To follow the Lord Corrie gave everything she had and which was dear to her – to the point where she only had her life and the clothes she wore.
Corrie was raised in a well-known, respected and influential family. She was young and beautiful – yet she and her family literally gave their lives to the Lord. Today in our eyes she is a faith hero, while she said: “The real faith hero was my sister Betsy”
1,000 adults and asked: “Think back to World War II when Jews in Europe were forced into concentration camps and many were killed by the Nazis. If you were living in this time period, would you have risked the possible imprisonment and death of yourself and your family to hide Jews?” during a recent Barna survey.
Thirty-one percent of Americans said they would not while 69 percent said they would. This was exactly what Corrie and her family did:
Corrie ten Boom and her family helped Jews escape the Nazi Holocaust during World War II and, by all accounts, saved nearly 800 lives.
Corrie ten Boom was born in Haarlem, Netherlands, in 1892, and grew up in a devoutly religious family. During World War II, she and her family harbored hundreds of Jews to protect them from arrest by Nazi authorities. Betrayed by a fellow Dutch citizen, the entire family was imprisoned. Corrie survived and started a worldwide ministry and later told her story in a book entitled The Hiding Place.
Faith inspired them to serve society, offering shelter, food and money to those in need. In this tradition, the family held a deep respect for the Jewish community in Amsterdam, considering them “God’s ancient people.”
In May 1940, the German Blitzkrieg ran though the Netherlands and within months, the “Nazification” of the Dutch people began and the quiet life of the ten Boom family was changed forever. During the war, the family house became a refuge for Jews, students and intellectuals. The façade of their watch shop made the house an ideal front for these activities. A secret room, no larger than a small wardrobe closet about 30 inches (76cm), was built into Corrie’s bedroom behind a false wall. The space could hold up to six people, all of whom had to stand quiet and still. A crude ventilation system was installed to provide air for the occupants. When security sweeps came through the neighborhood, a buzzer in the house would signal danger, allowing the refugees a little over a minute to seek sanctuary in the hiding place.
The entire ten Boom family became active in the Dutch resistance, risking their lives harboring those hunted by the Gestapo. Some fugitives would stay only a few hours, while others would stay several days until another “safe house” could be located. Corrie ten Boom became a leader overseeing a network of “safe houses” in the country. Through these activities, it was estimated that 800 Jews’ lives were saved.
On February 28, 1944, a Dutch informant told the Nazis of the ten Booms’ activities and the secret police, Gestapo raided the home. They kept the house under surveillance, and by the end of the day 35 people, including the entire ten Boom family, were arrested. Although German soldiers thoroughly searched the house, they didn’t find the six Jews safely concealed in the hiding place. The six stayed in the cramped space for nearly three days before being rescued by the Dutch underground.

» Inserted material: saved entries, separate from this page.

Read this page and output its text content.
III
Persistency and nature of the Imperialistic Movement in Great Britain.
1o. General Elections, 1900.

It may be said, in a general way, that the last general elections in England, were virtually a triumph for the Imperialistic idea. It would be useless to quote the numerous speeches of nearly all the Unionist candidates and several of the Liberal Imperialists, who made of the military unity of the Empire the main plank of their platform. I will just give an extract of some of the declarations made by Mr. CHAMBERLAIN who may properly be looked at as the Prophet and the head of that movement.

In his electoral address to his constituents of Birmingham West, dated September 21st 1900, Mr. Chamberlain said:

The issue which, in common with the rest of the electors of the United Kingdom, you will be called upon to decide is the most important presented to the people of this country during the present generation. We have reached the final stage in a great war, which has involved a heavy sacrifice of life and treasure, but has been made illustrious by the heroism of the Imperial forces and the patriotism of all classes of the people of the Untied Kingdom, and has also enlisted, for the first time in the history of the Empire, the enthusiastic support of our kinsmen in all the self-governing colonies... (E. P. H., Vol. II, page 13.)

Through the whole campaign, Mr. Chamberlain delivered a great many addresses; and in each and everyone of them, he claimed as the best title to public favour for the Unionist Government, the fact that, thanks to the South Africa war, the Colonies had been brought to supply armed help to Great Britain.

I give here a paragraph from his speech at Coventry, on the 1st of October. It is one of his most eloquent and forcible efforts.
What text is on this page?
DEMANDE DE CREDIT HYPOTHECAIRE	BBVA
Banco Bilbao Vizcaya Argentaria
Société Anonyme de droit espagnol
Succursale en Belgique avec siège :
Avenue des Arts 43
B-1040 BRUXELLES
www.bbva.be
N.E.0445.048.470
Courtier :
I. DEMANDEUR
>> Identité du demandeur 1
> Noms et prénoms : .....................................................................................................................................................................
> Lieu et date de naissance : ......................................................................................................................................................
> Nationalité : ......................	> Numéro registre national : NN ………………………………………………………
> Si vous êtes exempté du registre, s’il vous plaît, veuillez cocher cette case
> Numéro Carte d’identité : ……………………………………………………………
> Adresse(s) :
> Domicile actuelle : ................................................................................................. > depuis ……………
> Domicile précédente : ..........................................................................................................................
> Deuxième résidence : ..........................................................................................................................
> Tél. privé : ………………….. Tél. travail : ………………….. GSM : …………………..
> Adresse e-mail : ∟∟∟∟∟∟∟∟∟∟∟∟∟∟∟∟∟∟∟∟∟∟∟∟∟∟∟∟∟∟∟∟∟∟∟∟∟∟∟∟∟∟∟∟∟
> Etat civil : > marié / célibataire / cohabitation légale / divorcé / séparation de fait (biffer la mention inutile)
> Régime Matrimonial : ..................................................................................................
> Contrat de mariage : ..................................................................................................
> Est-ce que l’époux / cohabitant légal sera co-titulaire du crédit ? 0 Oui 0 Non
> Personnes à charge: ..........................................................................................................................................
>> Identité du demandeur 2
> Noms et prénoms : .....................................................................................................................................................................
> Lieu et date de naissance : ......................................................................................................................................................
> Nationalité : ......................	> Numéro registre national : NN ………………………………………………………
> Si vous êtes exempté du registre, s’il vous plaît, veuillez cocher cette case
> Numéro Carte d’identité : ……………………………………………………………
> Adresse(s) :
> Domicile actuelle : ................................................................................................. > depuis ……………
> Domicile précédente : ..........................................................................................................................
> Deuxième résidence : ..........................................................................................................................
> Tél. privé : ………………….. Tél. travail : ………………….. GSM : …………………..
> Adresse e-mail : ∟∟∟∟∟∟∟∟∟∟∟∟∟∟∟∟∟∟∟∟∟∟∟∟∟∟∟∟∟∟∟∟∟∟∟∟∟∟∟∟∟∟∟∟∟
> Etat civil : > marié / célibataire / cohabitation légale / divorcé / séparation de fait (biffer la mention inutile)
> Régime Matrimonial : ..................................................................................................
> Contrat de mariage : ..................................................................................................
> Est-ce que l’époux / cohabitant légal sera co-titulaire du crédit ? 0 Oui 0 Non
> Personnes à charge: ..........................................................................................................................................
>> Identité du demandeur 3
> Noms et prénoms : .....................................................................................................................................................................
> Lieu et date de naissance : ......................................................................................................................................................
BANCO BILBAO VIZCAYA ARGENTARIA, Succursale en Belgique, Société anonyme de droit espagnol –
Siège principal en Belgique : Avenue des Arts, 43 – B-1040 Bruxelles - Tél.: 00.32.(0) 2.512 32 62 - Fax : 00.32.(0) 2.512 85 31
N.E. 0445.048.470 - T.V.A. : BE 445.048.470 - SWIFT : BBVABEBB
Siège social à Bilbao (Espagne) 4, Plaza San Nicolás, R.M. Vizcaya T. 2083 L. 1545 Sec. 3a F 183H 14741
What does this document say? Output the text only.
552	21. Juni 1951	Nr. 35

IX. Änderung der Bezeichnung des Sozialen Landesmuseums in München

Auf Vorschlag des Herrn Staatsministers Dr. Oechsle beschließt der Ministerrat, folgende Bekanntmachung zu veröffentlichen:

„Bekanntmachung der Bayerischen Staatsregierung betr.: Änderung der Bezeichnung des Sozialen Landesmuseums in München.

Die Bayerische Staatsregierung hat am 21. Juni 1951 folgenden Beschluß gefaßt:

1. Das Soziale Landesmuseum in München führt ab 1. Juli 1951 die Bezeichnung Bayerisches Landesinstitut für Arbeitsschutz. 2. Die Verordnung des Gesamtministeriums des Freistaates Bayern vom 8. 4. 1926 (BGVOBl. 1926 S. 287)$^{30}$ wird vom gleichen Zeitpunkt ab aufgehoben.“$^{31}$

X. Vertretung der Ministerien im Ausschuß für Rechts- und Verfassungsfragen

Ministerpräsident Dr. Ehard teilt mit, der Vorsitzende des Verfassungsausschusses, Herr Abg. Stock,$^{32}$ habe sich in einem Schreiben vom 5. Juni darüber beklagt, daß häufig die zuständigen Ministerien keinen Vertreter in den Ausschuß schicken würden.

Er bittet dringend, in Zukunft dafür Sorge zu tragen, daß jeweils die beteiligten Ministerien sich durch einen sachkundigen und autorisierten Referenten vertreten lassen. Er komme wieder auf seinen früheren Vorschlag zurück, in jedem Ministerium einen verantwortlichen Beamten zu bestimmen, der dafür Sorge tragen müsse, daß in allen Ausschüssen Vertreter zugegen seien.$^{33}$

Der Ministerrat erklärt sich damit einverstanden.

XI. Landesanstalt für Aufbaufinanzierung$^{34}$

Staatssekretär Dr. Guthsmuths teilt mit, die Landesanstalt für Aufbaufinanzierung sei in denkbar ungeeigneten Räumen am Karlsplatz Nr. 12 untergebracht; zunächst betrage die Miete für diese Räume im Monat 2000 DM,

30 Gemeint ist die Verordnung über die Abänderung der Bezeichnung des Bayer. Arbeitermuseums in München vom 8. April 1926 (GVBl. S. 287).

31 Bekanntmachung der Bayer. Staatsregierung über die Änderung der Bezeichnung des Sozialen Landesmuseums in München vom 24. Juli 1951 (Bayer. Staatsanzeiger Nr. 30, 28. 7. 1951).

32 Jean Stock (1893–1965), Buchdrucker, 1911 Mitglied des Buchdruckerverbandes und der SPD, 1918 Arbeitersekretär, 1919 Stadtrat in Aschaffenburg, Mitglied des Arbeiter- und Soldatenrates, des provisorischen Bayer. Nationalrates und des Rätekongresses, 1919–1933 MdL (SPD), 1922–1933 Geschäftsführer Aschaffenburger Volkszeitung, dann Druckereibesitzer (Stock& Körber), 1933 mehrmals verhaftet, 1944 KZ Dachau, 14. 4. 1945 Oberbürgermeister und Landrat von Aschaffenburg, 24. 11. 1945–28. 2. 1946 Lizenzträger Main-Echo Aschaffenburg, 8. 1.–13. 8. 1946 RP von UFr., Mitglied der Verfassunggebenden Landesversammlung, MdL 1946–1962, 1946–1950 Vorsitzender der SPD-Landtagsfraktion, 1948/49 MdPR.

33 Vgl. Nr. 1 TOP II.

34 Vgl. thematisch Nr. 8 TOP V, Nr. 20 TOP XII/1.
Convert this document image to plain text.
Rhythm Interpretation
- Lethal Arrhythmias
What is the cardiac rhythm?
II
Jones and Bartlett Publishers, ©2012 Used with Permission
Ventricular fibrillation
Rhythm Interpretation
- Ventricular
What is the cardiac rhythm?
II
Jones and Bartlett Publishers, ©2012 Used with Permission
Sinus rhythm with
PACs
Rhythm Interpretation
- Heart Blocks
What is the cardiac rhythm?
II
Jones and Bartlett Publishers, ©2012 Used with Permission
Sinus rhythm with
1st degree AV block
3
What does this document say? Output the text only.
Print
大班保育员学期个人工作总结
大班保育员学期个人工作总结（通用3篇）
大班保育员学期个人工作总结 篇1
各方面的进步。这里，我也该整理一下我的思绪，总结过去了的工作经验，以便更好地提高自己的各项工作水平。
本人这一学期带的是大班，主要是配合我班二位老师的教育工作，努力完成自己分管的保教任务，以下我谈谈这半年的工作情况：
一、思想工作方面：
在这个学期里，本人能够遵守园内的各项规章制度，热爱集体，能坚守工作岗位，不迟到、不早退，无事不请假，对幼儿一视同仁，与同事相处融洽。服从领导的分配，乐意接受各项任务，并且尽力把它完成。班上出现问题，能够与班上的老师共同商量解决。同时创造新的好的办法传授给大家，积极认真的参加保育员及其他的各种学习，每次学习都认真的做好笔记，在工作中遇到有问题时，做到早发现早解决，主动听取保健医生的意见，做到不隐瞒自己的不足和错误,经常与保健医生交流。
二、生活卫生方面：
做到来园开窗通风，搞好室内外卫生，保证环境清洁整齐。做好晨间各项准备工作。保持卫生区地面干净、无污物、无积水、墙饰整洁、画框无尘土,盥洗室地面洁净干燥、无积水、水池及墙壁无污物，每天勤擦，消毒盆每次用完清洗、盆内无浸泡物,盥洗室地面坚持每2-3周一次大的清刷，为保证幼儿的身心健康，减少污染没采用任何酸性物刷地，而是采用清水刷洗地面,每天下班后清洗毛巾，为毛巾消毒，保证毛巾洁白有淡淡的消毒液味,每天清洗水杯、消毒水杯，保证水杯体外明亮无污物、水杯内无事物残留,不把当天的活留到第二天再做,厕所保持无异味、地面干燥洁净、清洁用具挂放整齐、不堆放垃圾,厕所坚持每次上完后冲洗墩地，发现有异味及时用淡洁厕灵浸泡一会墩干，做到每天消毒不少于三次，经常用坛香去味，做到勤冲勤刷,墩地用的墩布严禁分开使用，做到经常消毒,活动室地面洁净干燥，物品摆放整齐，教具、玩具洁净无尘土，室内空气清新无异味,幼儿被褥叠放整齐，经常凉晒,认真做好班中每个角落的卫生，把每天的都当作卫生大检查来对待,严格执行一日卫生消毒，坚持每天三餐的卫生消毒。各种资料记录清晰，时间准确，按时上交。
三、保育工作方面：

All ten Boom family members were imprisoned, including Corrie’s 84-year-old father, who died a few days after. Corrie and her sister Betsie were remanded to the notorious Ravensbrück concentration camp, near Berlin.
Corrie wrestles with God while Betsie responds in faith
Corrie was completely devastated when they find out that they had to live in the worst of the worst parts of the worst barrack: It was infested with fleas. Betsie’s response was full of faith and even in those circumstances she praised Jesus. Not knowing what this could be good for she trusted God, thinking that He will use those circumstances for His glory and to their benefit. She completely trusted that God would keep them safe and protect them in the Nazi concentration camp. Only a few days later, they were having their first secret Bible studies in the camp. They could read their bibles and pray freely, sharing God’s goodness and faithfulness. It was the safest place in the camp since no guard would go into this part of the barrack due to the flea infestation.
Betsie had a dream on December 15, 1944, that she would go home and the day after, the Lord took her home. Twelve days later, Corrie was released for reasons not completely known.
Being challenged to forgive
In 1946, Corrie began a worldwide ministry that took her to more than 60 countries. She spoke publicly and God had giver her a message of forgiveness to be taken to the world. One day after her presentation a tall, blond man is making his way to her to shake her hand. In a flush Corrie is back to her concentration camp realizing that this man is one of the SS guards. “Thank you for your talk,” he said. It is so wonderful to know God forgives all our sins, isn’t it?”
Corrie was struggling with her emotions – she had forgiven al lot of people but not him. Praying a silent prayer: “Oh God, help me to live my message, she decided to shake his hand to forgive him from her heart:
“Yes it is wonderful to know that God forgives all out sins!”